Для начала судьба и рекомендательное письмо редактора «Льежской газеты» приводят Сименона в поисках места на улицу Фобур-Сент-Оноре. Здесь, близ знаменитого концертного зала Плейель и почти напротив нынешней газеты «Русская мысль», в старинном обшарпанном доме жил писатель Жан Бине-Вальмер, к которому Сименон устроился секретарем. Бине-Вальмер был литератор не слишком знаменитый, но зато являлся активным политиком, возглавлял политическую организацию и даже издавал какую-то газету. Организация, как пишет Сименон, была «ультраправая, как и «Льежская газета», из которой я явился». Понятно, что молодому журналисту не всегда приходится выбирать газету, но, поскольку в России в 80-е годы много было понаписано о прогрессивных и гуманистических воззрениях Сименона, может, следует уточнить, что ни взгляды «Льежской газеты», ни взгляды парижского его хозяина не коробили молодого Сименона. Еще в «Льежской газете» он отличился длинной серией в семнадцать антисемитских статей, пересказывавших модные в тот год «Протоколы сионских мудрецов», что же до его критики капитализма, которой позднее так восторгались советские литературоведы, то Сименон действительно всегда с яростью разоблачал чужой (но не свой) капитал, банки, парламенты, демократию, и в этом плане действительно красные и коричневые смыкаются очень близко. Все эти взгляды с небольшими вариациями можно было проследить позднее и в романах, и в газетных статьях Сименона.

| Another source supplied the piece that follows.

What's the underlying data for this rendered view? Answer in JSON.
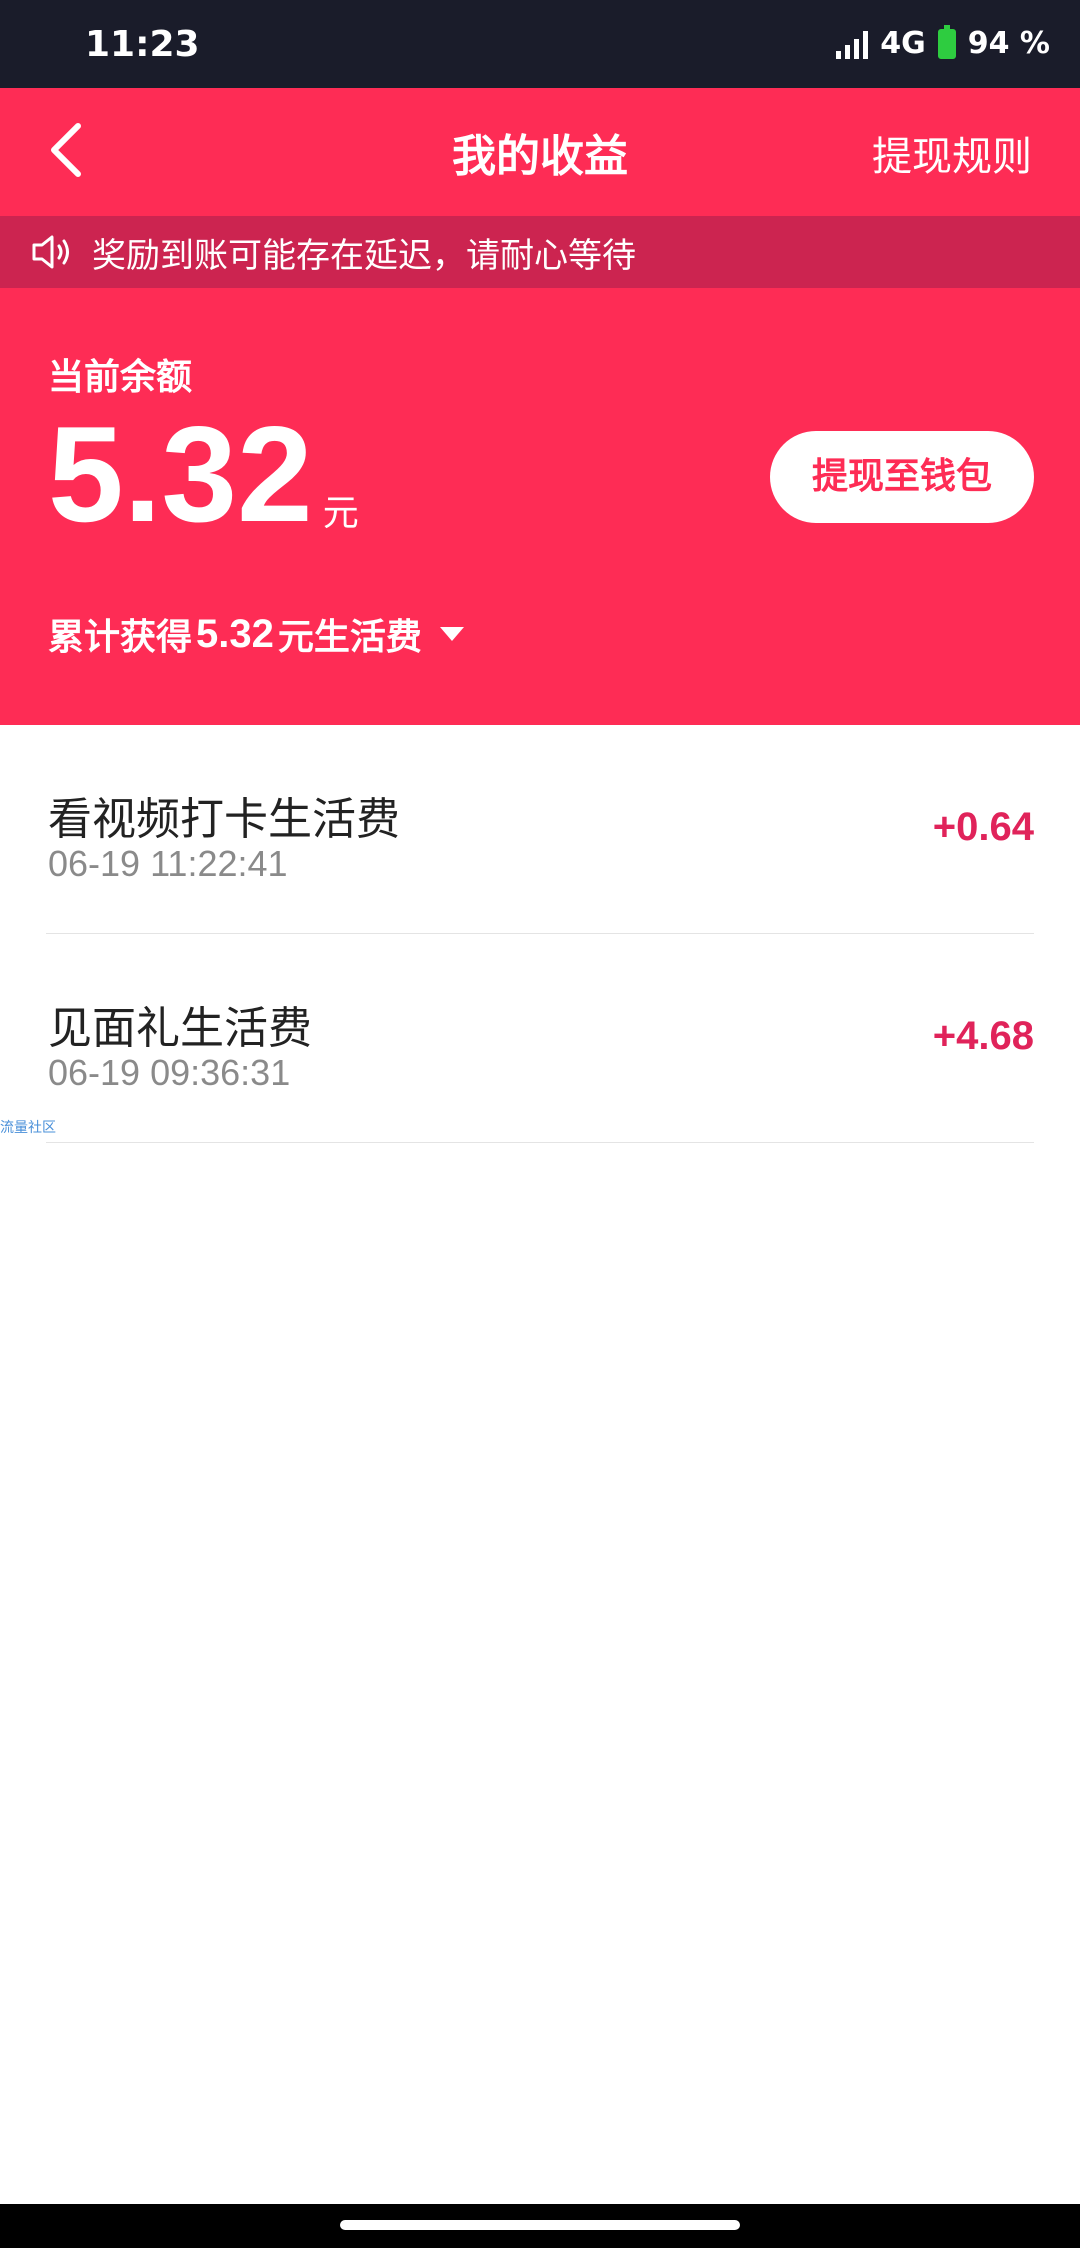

После Бине-Вальмера Сименон служил секретарем у другого ультраправого политика – маркиза де Траси и жил у него в замке. Там ему тоже приходилось писать статейки для местной, вполне коричневой газеты, и только в 1924-м Сименон с молодой женой, землячкой-художницей из Льежа Режин Раншон, которую он звал Тижи, наконец поселился окончательно в Париже в отельчике «Босежур» на рю де Дам, то есть на Дамской улице, в Батиньоле. Этот колоритный квартал расположен на севере Парижа, неподалеку от площади Клиши, в двух шагах от бульвара Батиньоль – там, учтите, и ныне еще отели не слишком дороги, а молодые супруги занимали всего одну комнату и даже не имели права готовить у себя пищу.
Монмартр находился неподалеку, совсем рядом были и бульвар Клиши, и площадь Пигаль, и злачные места, и бордели, которые, если верить его рассказам, Сименон всегда посещал усердно, как только появлялись деньги. В общем, в двух шагах от них бурлила криминальная стихия будущего инспектора Мегрэ, это, если помните, и был его участок до того, как он перебрался в управление на Кэ дез Орфевр. Сименон (или Жорж Сим) начинает здесь журналистскую борьбу за выживание – пишет заметки, очерки, репортажи, разносит их всюду, где берут, или отсылает в Бельгию. Супруга его купила однажды общую тетрадь, куда стала заносить все литературные доходы, все скудные пока еще гонорары.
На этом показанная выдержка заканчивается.